Gee, that sound like the basic problem with stereo itself, as was
well established by some pretty smart people based on first
principles some 70 years ago.
They have a power response that has severe and extreme
discontinuities,
A property that EVERY musical instrument in existance shares to
degrees FAR worse than loudspeakers do. Ever seen the frequency
dependent radiation patterns or power response of a violin, a
trumpet, a flute, timpani, pipe organ, piano, guitar? By your
implicit criteria, they'd sound perfectly awful in a room.

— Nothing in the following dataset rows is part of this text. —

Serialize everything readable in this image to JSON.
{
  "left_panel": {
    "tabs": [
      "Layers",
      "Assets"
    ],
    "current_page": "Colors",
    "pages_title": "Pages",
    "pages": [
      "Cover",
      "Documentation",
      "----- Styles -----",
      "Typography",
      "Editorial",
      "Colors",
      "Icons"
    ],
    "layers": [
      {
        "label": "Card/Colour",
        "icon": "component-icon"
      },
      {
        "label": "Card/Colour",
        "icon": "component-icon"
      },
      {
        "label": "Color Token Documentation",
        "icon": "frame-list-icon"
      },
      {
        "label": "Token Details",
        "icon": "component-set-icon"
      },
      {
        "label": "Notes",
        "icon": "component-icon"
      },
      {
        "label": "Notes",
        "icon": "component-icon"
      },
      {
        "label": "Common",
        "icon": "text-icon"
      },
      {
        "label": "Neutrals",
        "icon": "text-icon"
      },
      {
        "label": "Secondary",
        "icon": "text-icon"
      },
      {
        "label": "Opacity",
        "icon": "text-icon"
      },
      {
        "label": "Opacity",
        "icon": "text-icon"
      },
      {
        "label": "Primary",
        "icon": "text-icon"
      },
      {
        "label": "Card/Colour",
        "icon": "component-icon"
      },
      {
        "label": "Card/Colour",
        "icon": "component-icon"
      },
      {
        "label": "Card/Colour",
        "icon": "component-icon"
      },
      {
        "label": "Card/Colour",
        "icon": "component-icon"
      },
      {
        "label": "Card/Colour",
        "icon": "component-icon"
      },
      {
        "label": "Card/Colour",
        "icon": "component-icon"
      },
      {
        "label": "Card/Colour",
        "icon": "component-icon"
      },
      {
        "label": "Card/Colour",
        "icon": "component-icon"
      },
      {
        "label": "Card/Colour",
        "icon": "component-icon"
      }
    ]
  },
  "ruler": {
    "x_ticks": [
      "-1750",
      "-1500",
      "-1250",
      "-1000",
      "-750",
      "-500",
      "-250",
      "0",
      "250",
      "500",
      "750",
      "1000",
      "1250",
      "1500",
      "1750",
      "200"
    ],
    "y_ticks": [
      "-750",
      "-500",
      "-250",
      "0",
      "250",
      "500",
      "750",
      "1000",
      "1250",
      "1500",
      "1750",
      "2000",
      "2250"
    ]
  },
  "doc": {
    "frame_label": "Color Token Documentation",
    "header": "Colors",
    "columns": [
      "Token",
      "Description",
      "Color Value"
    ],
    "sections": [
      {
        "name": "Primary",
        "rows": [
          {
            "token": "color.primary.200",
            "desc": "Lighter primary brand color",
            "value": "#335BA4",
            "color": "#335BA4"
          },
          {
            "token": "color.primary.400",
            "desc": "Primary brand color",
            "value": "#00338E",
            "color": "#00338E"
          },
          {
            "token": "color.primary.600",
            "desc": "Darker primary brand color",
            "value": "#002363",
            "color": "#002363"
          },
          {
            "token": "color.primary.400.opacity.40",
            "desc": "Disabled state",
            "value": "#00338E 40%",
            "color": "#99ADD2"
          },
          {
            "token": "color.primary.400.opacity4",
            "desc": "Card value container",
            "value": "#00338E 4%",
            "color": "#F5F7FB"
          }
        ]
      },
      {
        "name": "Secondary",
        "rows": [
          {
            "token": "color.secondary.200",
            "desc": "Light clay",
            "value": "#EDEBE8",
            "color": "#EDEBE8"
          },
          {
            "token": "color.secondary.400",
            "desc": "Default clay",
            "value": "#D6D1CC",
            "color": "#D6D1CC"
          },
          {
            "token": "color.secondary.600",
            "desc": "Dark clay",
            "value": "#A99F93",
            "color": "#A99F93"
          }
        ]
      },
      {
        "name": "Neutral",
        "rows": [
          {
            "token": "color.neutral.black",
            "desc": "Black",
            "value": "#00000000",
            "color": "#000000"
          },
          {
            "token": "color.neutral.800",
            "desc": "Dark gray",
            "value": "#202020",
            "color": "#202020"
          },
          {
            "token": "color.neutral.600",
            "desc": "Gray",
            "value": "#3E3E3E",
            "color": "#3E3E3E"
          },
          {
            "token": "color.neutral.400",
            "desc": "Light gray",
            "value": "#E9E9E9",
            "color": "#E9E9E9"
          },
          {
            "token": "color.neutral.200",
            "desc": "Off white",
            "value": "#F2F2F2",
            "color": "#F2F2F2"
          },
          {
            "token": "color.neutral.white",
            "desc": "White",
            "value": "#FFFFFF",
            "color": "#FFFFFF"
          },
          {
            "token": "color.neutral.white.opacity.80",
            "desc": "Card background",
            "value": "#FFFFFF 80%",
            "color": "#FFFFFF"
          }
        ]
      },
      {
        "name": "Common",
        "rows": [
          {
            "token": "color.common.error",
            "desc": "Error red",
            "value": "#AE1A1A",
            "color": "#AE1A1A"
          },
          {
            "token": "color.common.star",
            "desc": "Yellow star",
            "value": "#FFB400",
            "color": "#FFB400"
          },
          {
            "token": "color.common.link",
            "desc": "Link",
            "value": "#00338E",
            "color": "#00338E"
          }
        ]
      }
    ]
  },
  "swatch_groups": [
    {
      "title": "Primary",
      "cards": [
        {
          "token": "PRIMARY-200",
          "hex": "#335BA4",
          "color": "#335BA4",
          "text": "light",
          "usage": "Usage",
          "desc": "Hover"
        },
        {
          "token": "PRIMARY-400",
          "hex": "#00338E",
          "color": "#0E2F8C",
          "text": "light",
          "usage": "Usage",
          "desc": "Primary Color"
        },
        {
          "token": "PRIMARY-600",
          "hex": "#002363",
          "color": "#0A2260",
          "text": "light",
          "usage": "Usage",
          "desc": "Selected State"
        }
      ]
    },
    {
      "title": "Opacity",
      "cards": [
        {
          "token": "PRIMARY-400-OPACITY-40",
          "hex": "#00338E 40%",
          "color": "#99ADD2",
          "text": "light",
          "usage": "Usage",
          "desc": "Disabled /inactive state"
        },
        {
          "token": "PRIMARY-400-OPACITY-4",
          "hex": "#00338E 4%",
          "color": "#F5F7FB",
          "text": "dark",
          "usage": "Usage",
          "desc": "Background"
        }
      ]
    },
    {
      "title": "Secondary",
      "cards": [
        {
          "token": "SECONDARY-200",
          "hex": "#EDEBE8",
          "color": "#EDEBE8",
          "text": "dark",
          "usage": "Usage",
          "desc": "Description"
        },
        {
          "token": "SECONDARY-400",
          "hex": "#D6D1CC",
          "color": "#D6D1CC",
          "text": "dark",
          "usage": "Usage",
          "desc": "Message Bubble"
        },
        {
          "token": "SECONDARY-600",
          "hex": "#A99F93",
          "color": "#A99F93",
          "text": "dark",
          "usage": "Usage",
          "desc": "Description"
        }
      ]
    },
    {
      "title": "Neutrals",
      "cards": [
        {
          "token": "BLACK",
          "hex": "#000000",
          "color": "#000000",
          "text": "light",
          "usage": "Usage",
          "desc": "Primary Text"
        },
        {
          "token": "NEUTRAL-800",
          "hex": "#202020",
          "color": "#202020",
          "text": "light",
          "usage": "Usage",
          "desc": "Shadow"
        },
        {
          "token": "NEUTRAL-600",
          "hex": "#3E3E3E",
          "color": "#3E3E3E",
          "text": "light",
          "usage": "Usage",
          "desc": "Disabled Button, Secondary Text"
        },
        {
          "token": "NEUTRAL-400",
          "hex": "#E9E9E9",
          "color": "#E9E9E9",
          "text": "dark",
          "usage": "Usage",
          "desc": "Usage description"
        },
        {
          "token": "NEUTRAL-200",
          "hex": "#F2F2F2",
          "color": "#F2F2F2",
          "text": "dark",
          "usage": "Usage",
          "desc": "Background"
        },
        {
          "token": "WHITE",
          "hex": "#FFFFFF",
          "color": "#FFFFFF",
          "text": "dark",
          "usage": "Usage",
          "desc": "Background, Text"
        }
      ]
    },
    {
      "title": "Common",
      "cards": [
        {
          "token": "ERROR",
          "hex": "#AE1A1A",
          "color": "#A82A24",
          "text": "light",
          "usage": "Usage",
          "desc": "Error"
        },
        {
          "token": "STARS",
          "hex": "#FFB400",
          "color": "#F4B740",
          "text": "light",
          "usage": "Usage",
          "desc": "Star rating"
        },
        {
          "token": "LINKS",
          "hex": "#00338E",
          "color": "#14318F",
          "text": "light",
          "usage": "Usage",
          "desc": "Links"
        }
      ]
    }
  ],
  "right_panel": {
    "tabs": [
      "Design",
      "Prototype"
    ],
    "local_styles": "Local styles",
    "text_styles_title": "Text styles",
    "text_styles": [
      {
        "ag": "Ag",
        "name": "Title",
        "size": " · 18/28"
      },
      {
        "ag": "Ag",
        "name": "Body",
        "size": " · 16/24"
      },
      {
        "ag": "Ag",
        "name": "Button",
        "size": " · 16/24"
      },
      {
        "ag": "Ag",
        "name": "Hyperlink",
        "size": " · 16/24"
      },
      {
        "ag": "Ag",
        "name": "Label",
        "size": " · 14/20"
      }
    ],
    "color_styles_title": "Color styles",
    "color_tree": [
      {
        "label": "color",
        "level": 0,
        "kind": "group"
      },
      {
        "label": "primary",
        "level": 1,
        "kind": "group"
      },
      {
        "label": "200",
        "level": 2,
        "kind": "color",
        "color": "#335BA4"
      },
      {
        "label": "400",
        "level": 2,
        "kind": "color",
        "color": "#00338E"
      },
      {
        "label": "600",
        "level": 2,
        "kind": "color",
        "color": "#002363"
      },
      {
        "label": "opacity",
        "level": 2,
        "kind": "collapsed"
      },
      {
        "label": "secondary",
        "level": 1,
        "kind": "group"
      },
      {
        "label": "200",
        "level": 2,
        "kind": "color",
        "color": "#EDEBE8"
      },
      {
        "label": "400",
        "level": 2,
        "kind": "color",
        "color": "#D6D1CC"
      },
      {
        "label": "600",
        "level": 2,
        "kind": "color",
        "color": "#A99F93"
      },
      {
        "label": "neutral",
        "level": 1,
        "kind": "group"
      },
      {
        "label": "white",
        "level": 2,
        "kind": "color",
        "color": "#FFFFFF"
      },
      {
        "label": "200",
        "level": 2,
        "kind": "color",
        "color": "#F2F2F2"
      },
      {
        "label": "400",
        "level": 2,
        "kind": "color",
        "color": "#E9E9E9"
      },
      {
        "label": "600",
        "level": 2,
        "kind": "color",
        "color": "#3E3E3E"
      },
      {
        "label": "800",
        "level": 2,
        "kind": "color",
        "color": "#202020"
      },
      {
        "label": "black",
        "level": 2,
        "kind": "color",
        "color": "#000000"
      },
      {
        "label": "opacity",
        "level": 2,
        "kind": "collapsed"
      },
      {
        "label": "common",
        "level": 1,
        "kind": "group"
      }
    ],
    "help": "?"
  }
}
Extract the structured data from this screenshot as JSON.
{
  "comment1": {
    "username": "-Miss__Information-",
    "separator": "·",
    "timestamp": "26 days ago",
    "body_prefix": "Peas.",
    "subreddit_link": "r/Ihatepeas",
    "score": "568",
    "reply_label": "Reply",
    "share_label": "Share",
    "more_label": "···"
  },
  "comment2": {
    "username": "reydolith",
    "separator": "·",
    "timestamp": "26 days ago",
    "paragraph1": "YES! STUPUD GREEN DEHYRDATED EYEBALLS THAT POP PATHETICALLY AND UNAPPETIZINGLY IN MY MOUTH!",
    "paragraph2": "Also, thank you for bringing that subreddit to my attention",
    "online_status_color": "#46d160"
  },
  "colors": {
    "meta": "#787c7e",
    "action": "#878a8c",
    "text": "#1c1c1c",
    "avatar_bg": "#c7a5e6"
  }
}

But they don't. If you think that a speaker with perfect power
response and non-frequency dependent radiation pattern will
accurately recreate the sound of a real acoustic source such as
the examples above, then you need to seriously rethink your
assertion. If a real acoustic source has a highly non-uniform
power repsonse and radiation pattern, how will reproducing the
sound of such from one or two points that have a completely
different radiation pattern sound the same (hint: it won't because
it can't)?
Dick, I don't disagree with most of what you say above. But I also can't see
why it contraindicates what I said either. You do seem to be implying that a
loudspeaker with a severely discontinuous power response should be
acceptable because all real acoustic sources are like that. I can't agree
that mitigates the need for a smooth power response in a speaker intended to
replay a variety of types of recorded sounds.
On a slightly unrelated matter, given that: 1. noise induced hearing loss is
a V-notch centred around 4kHz; 2. nearly all conventionally designed
speakers have a power response hole in this region due to driver and
crossover design; 3. sibilance is important to intelligibility and 4; the
human auditory system integrates the first few tens of milliseconds of
energy as far as speech intelligibility is concerned, it is no wonder that
many older people (particularly men who tend to get more exposure to noise)
have real problems understanding dialog, for example lyrics in songs or
dialogue in movies, when played through real speakers in real rooms.
I find supplying speakers with ones that don't suffer such a deep power
response hole is a very personally rewarding occupation for me because of
the very real joy it brings to so many of my clients' lives. That joy comes
from the ability to hear and understand dialogue at normal speaking volumes
in real rooms without strain. The same property makes music reproduction
better too - all other things being equal (which I accept they never are).